The influence that stood out most for me is Cold Chisel, not only because lead vocalist Jay Buchanan often sounds uncannily like Jimmy Barnes, but even after Barnestorming verses, the band tend to leap into wildly catchy choruses, often literally hand clapping, foot stomping gospel shouts, like on the album opener, Do Your Worst, or the heavier and grungier Back in the Woods. Only The End of Forever has him sound more like Steve Perry.

Look Away kicks off with an acoustic guitar that sounds rather like Jimmy Page and the title track has a strong Zeppelin vibe that isn't the usual Zeppelin vibe rock bands tend to go for. It's as if they were paying more attention to the folky sounds of Going to California than Good Times Bad Times or Kashmir. It's not remotely Kingdom Come/Greta van Fleet Zeppelin.

All Directions leaps headlong into sixties psych and it's a real tribute to the range of Rival Sons that this feels natural. It ought to feel odd that there's psychedelic folk on an album that features fuzzy guitar that sometimes gets vicious in the way that the Ram Jam Band did. It's fair to suggest that some tracks, especially Back in the Woods, feel urgent as if they were recorded live in the studio. Mike Miley's drum sound especially feels very raw and I loved that.

I'm interested to see how this album will age. It's clearly a great slab of music, much deeper than Inglorious (and that goes for Jay Buchanan's voice too) and much more consistent than the Doomsday Outlaw album, even with such a wild range of influences behind it.
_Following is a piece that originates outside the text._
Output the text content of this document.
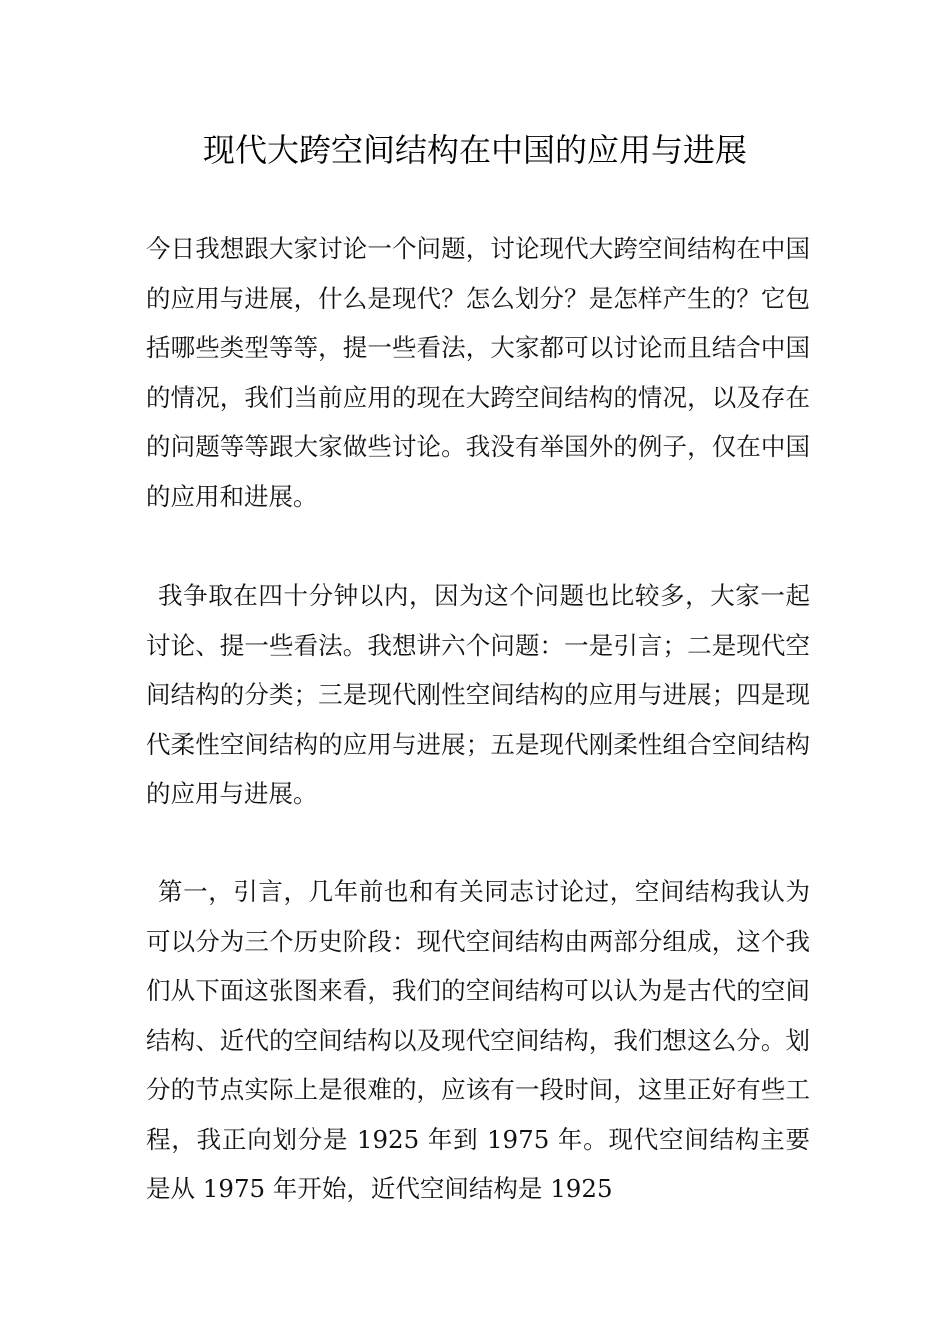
现代大跨空间结构在中国的应用与进展

今日我想跟大家讨论一个问题，讨论现代大跨空间结构在中国的应用与进展，什么是现代？怎么划分？是怎样产生的？它包括哪些类型等等，提一些看法，大家都可以讨论而且结合中国的情况，我们当前应用的现在大跨空间结构的情况，以及存在的问题等等跟大家做些讨论。我没有举国外的例子，仅在中国的应用和进展。

我争取在四十分钟以内，因为这个问题也比较多，大家一起讨论、提一些看法。我想讲六个问题：一是引言；二是现代空间结构的分类；三是现代刚性空间结构的应用与进展；四是现代柔性空间结构的应用与进展；五是现代刚柔性组合空间结构的应用与进展。

第一，引言，几年前也和有关同志讨论过，空间结构我认为可以分为三个历史阶段：现代空间结构由两部分组成，这个我们从下面这张图来看，我们的空间结构可以认为是古代的空间结构、近代的空间结构以及现代空间结构，我们想这么分。划分的节点实际上是很难的，应该有一段时间，这里正好有些工程，我正向划分是 1925 年到 1975 年。现代空间结构主要是从 1975 年开始，近代空间结构是 1925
It's the distortion that lessens it a little for me, and not just those interesting little moments but the guitar tone on a few tracks too. While that does become annoying on a second listen, though, I'm finding that it's starting to fade away in my subconscious by the fourth or fifth time through. Yeah, I think Feral Roots is going to age just fine and it'll be talked about for a long time.